理事 桑田 道子
昨秋、面会交流支援全国協会が立ち上げられ[https://accsjapan.com/]、日本各地で任意団体や市町村による面会交流支援が実施されています。以前より、Vi-Projectのサポート内容や、サポートを利用する親子に関するヒアリング調査、インタビューは受けてきましたが、近年、サポートの手順やスタッフ養成など運営に関して尋ねられることも増えてきました。
前号ではサポート終結をテーマに取り上げましたので、今号ではサポート開始となる事前カウンセリング【インテーク/最初の面接】の枠組みを紹介します。
メールまたは電話での問合せ(…★)において概要を伺い、Vi-Projectでお引き受けできそうな場合には、申込書(家族構成、同居(婚姻)・別居の時期、調停の利用状況、面会に関する取り決めなどを記載)を提出のうえ、事前Coを申し込んでいただきます。

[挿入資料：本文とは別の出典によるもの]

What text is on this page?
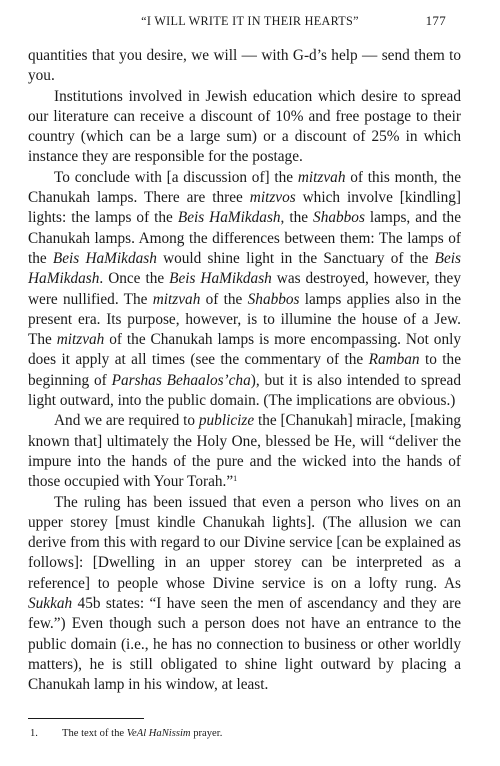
“I WILL WRITE IT IN THEIR HEARTS”	177

quantities that you desire, we will — with G-d’s help — send them to you.

Institutions involved in Jewish education which desire to spread our literature can receive a discount of 10% and free postage to their country (which can be a large sum) or a discount of 25% in which instance they are responsible for the postage.

To conclude with [a discussion of] the mitzvah of this month, the Chanukah lamps. There are three mitzvos which involve [kindling] lights: the lamps of the Beis HaMikdash, the Shabbos lamps, and the Chanukah lamps. Among the differences between them: The lamps of the Beis HaMikdash would shine light in the Sanctuary of the Beis HaMikdash. Once the Beis HaMikdash was destroyed, however, they were nullified. The mitzvah of the Shabbos lamps applies also in the present era. Its purpose, however, is to illumine the house of a Jew. The mitzvah of the Chanukah lamps is more encompassing. Not only does it apply at all times (see the commentary of the Ramban to the beginning of Parshas Behaalos’cha), but it is also intended to spread light outward, into the public domain. (The implications are obvious.)

And we are required to publicize the [Chanukah] miracle, [making known that] ultimately the Holy One, blessed be He, will “deliver the impure into the hands of the pure and the wicked into the hands of those occupied with Your Torah.”$^1$

The ruling has been issued that even a person who lives on an upper storey [must kindle Chanukah lights]. (The allusion we can derive from this with regard to our Divine service [can be explained as follows]: [Dwelling in an upper storey can be interpreted as a reference] to people whose Divine service is on a lofty rung. As Sukkah 45b states: “I have seen the men of ascendancy and they are few.”) Even though such a person does not have an entrance to the public domain (i.e., he has no connection to business or other worldly matters), he is still obligated to shine light outward by placing a Chanukah lamp in his window, at least.

1. The text of the VeAl HaNissim prayer.
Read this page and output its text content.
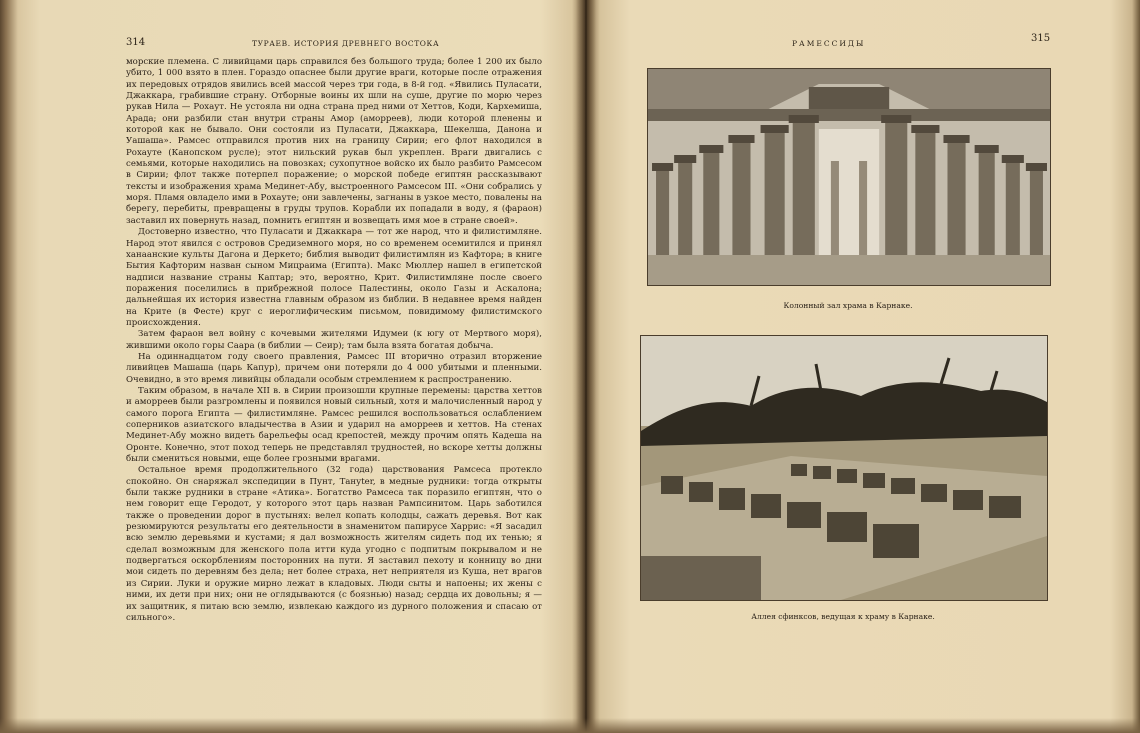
314	ТУРАЕВ. ИСТОРИЯ ДРЕВНЕГО ВОСТОКА

морские племена. С ливийцами царь справился без большого труда; более 1 200 их было убито, 1 000 взято в плен. Гораздо опаснее были другие враги, которые после отражения их передовых отрядов явились всей массой через три года, в 8-й год. «Явились Пуласати, Джаккара, грабившие страну. Отборные воины их шли на суше, другие по морю через рукав Нила — Рохаут. Не устояла ни одна страна пред ними от Хеттов, Коди, Кархемиша, Арада; они разбили стан внутри страны Амор (аморреев), люди которой пленены и которой как не бывало. Они состояли из Пуласати, Джаккара, Шекелша, Данона и Уашаша». Рамсес отправился против них на границу Сирии; его флот находился в Рохауте (Канопском русле); этот нильский рукав был укреплен. Враги двигались с семьями, которые находились на повозках; сухопутное войско их было разбито Рамсесом в Сирии; флот также потерпел поражение; о морской победе египтян рассказывают тексты и изображения храма Мединет-Абу, выстроенного Рамсесом III. «Они собрались у моря. Пламя овладело ими в Рохауте; они завлечены, загнаны в узкое место, повалены на берегу, перебиты, превращены в груды трупов. Корабли их попадали в воду, я (фараон) заставил их повернуть назад, помнить египтян и возвещать имя мое в стране своей».

Достоверно известно, что Пуласати и Джаккара — тот же народ, что и филистимляне. Народ этот явился с островов Средиземного моря, но со временем осемитился и принял ханаанские культы Дагона и Деркето; библия выводит филистимлян из Кафтора; в книге Бытия Кафторим назван сыном Мицраима (Египта). Макс Мюллер нашел в египетской надписи название страны Каптар; это, вероятно, Крит. Филистимляне после своего поражения поселились в прибрежной полосе Палестины, около Газы и Аскалона; дальнейшая их история известна главным образом из библии. В недавнее время найден на Крите (в Фесте) круг с иероглифическим письмом, повидимому филистимского происхождения.

Затем фараон вел войну с кочевыми жителями Идумеи (к югу от Мертвого моря), жившими около горы Саара (в библии — Сеир); там была взята богатая добыча.

На одиннадцатом году своего правления, Рамсес III вторично отразил вторжение ливийцев Машаша (царь Капур), причем они потеряли до 4 000 убитыми и пленными. Очевидно, в это время ливийцы обладали особым стремлением к распространению.

Таким образом, в начале XII в. в Сирии произошли крупные перемены: царства хеттов и аморреев были разгромлены и появился новый сильный, хотя и малочисленный народ у самого порога Египта — филистимляне. Рамсес решился воспользоваться ослаблением соперников азиатского владычества в Азии и ударил на аморреев и хеттов. На стенах Мединет-Абу можно видеть барельефы осад крепостей, между прочим опять Кадеша на Оронте. Конечно, этот поход теперь не представлял трудностей, но вскоре хетты должны были смениться новыми, еще более грозными врагами.

Остальное время продолжительного (32 года) царствования Рамсеса протекло спокойно. Он снаряжал экспедиции в Пунт, Тануter, в медные рудники: тогда открыты были также рудники в стране «Атика». Богатство Рамсеса так поразило египтян, что о нем говорит еще Геродот, у которого этот царь назван Рампсинитом. Царь заботился также о проведении дорог в пустынях: велел копать колодцы, сажать деревья. Вот как резюмируются результаты его деятельности в знаменитом папирусе Харрис: «Я засадил всю землю деревьями и кустами; я дал возможность жителям сидеть под их тенью; я сделал возможным для женского пола итти куда угодно с подпитым покрывалом и не подвергаться оскорблениям посторонних на пути. Я заставил пехоту и конницу во дни мои сидеть по деревням без дела; нет более страха, нет неприятеля из Куша, нет врагов из Сирии. Луки и оружие мирно лежат в кладовых. Люди сыты и напоены; их жены с ними, их дети при них; они не оглядываются (с боязнью) назад; сердца их довольны; я — их защитник, я питаю всю землю, извлекаю каждого из дурного положения и спасаю от сильного».

РАМЕССИДЫ	315
Колонный зал храма в Карнаке.
Аллея сфинксов, ведущая к храму в Карнаке.
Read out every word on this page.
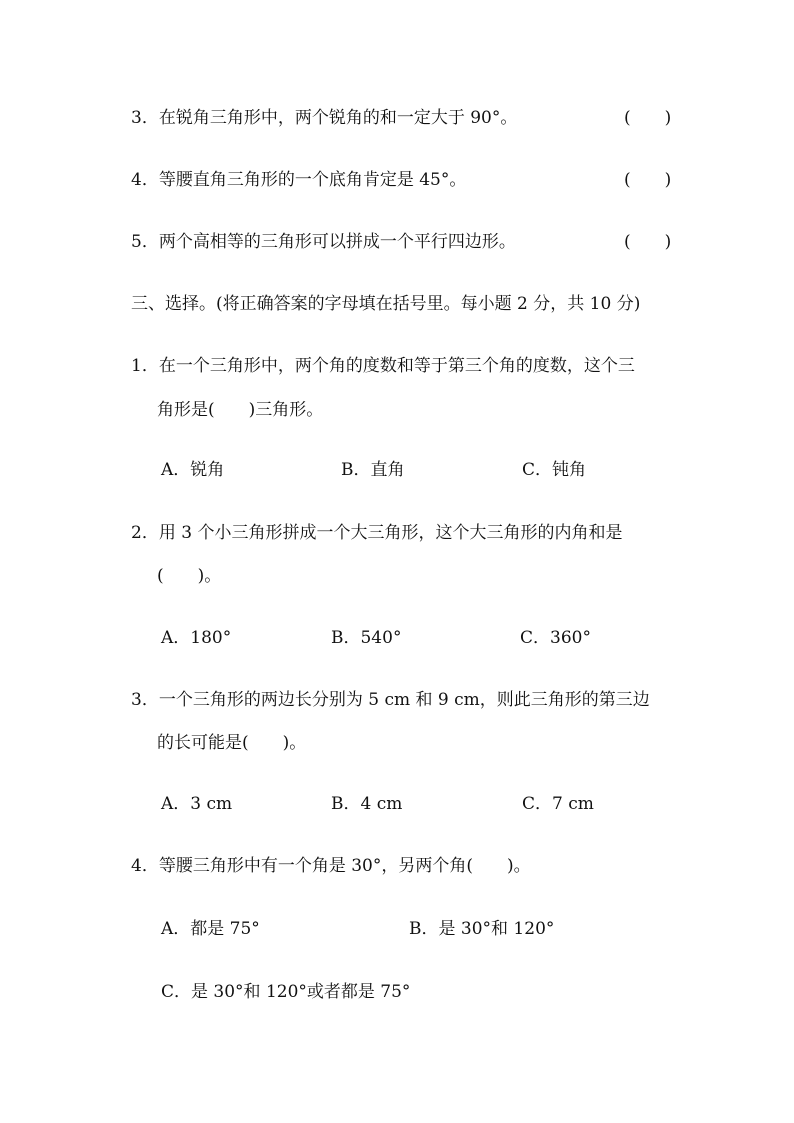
3．在锐角三角形中，两个锐角的和一定大于 90°。	(　　)
4．等腰直角三角形的一个底角肯定是 45°。	(　　)
5．两个高相等的三角形可以拼成一个平行四边形。	(　　)
三、选择。(将正确答案的字母填在括号里。每小题 2 分，共 10 分)
1．在一个三角形中，两个角的度数和等于第三个角的度数，这个三
角形是(　　)三角形。
A．锐角	B．直角	C．钝角
2．用 3 个小三角形拼成一个大三角形，这个大三角形的内角和是
(　　)。
A．180°	B．540°	C．360°
3．一个三角形的两边长分别为 5 cm 和 9 cm，则此三角形的第三边
的长可能是(　　)。
A．3 cm	B．4 cm	C．7 cm
4．等腰三角形中有一个角是 30°，另两个角(　　)。
A．都是 75°	B．是 30°和 120°
C．是 30°和 120°或者都是 75°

事前Coは父母個別に実施し、一人で来られる方が6割、代理人弁護士同伴3割、親同伴1割というような内訳です。また、子どもの年齢や状況にあわせて、子どもへの面談を実施することもあります。
事前Coの内容は「ご本人のお話を聴くこと」と「Vi-Projectのサポートのご説明」になりますが、これまでの調停・審判記録など10センチほどのファイル持参でご説明くださる方、「なにから話せばよいか…」と戸惑われる方、感情がこみあげてなかなか言葉にならない方、様々ですので、最初にスタッフから今日の流れを簡単にご説明したあと、スタッフがその場で使用する記録用紙をご覧いただいて(写真)、「話しやすいところから聴かせてください」とスタートします(…★)。
<事前Co記録用紙・写真省略>
■現在の面会状況(取り決めの有無、時間、内容、連絡の取り方、子どもの様子)
■同居時について ■親権、離婚事由
■子どもの様子/気持ち
■相手方について(様子、伝え方)
■希望とルール(時間、場所、内容、頻度)
■具体的な実施について(日時、場所、内容、子どもの受け渡し)
事前Coの場は、何を訊かれるのか、何を話さなくてはいけないのかと緊張されていたり憂鬱に感じておられたり、話しているうちに感情が高ぶって脱線しやすいものでもあるため、直接、用紙をご覧いただいて構造化することも、双方でこの事前Coの目的を一致させる工夫のひとつです。
このように問合せ時(…★)と事前Co(…★)において、Vi-Projectで引き受けられるか、引き受けるとしたらどのようにサポート可能か、アセスメントします。そして、Vi-Projectのシステムへの同意を父母それぞれにお約束いただけたら、面会交流のセッティングに着手し、父母子それぞれの負担が分散され、安心して過ごせる実践を目指します。